There can be no doubt that Paul Auman's craftsmen did a marvelous job in creating the monster car. Some have pointed out, however, that it lacks the dual side mounts which were standard on all production President roadsters. The likely reason for this "error" is that the decision to offer the dual side mounts was made after the wood car had already been started. Side mount tires were not available on the 1929-30 Model FH roadster until just before production ceased. Photos of 1931 model 80 prototypes in your editor's research files show wood mock-ups with rear mounted spares. Another possible reason for the omission is the cost and time in creating the side mount, with tire, and the difficulty in mounting and supporting the weight.  Two other minor discrepencies were the positioning of the rumble seat step plate on the driver's side rather than the passenger side and making the rumble seat lid in a single piece rather than two piece as on the production cars.



Shortly after the film was shot, the car was carefully disassembled and moved a quarter mile to the north along a prominent knoll a few hundred yards west of the Proving Ground gate.
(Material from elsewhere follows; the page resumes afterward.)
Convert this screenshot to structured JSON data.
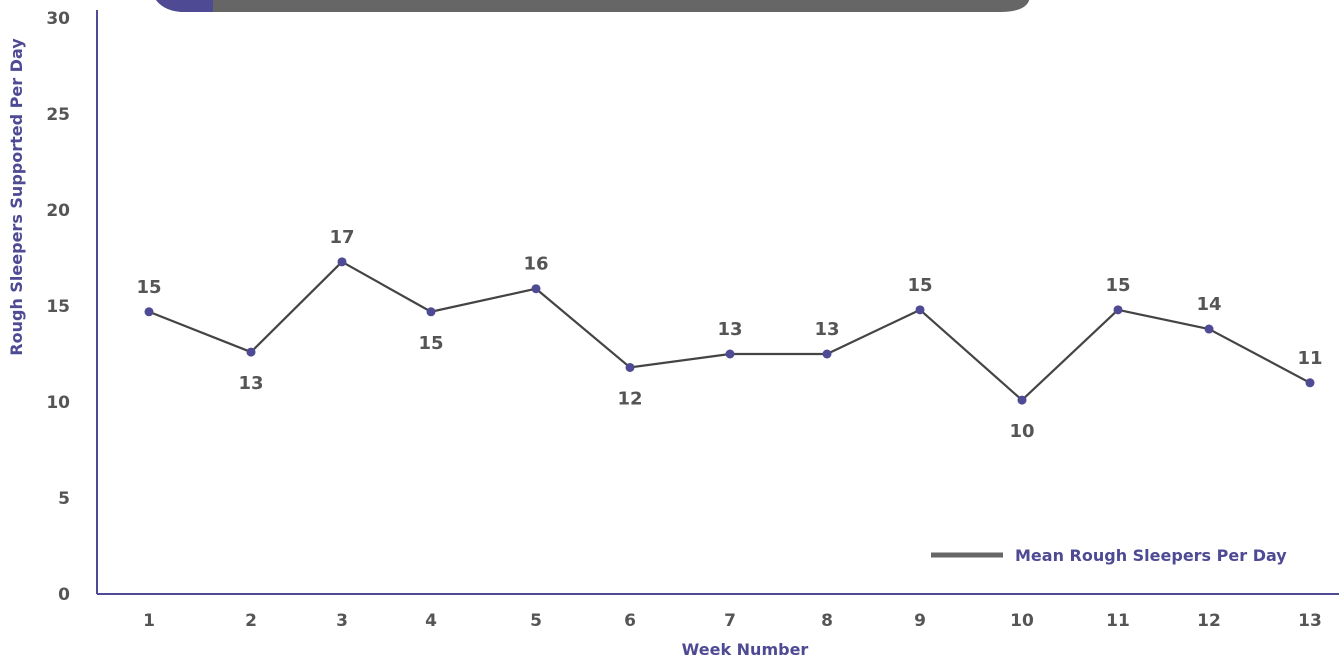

This placed it in clear view of motorists traveling along State Route 2, a major thoroughfare running west from South Bend. It became a much admired and photographed advertisement outliving by many years its original purpose as a movie prop.   Hundreds of people, from dealers to circus fat ladies, had their pictures taken with the car.

As time passed, the extremes of the northern Indiana climate began to take its toll on the giant, as did vandals and souvenir hunters. The car was originally painted the two shades of green, a very popular and attractive color used on the production models. As a result of the weathering it was given a new coat of red paint in about 1934.

By the spring of 1936, company officials felt it had outlived its usefulness as a symbol of Studebaker achievement. In addition, it looked nothing like the new '36 models. It was decided that its destruction would be as remarkable as its creation. After removing two of its tires and wheels and the taillight, it was coated with an accelerant by pretty 22-year-old Miss Jesse Meyer (recently hired as secretary for President Paul G. Hoffman). On May 17, 1936, with the South Bend Fire Department standing at the ready, a torch was applied to the oil-soaked wood and within seconds the entire car was engulfed in flames leaping 80 feet into the air. In less than 30 minutes, where once a giant car that had held its post and caught the admiring eye of thousands had stood, nothing remained but a gray heap of ashes.

The success and popularity of the giant wooden car lead Studebaker officials to create a similar Giant car for the 1934 Chicago Worlds Fair. This car represented the new aerodynamic Land Cruiser body and it was made of plaster. So large was it that it housed a movie theater capable of seating 80 people who were treated to promotional films showing Studebaker cars being endurance tested.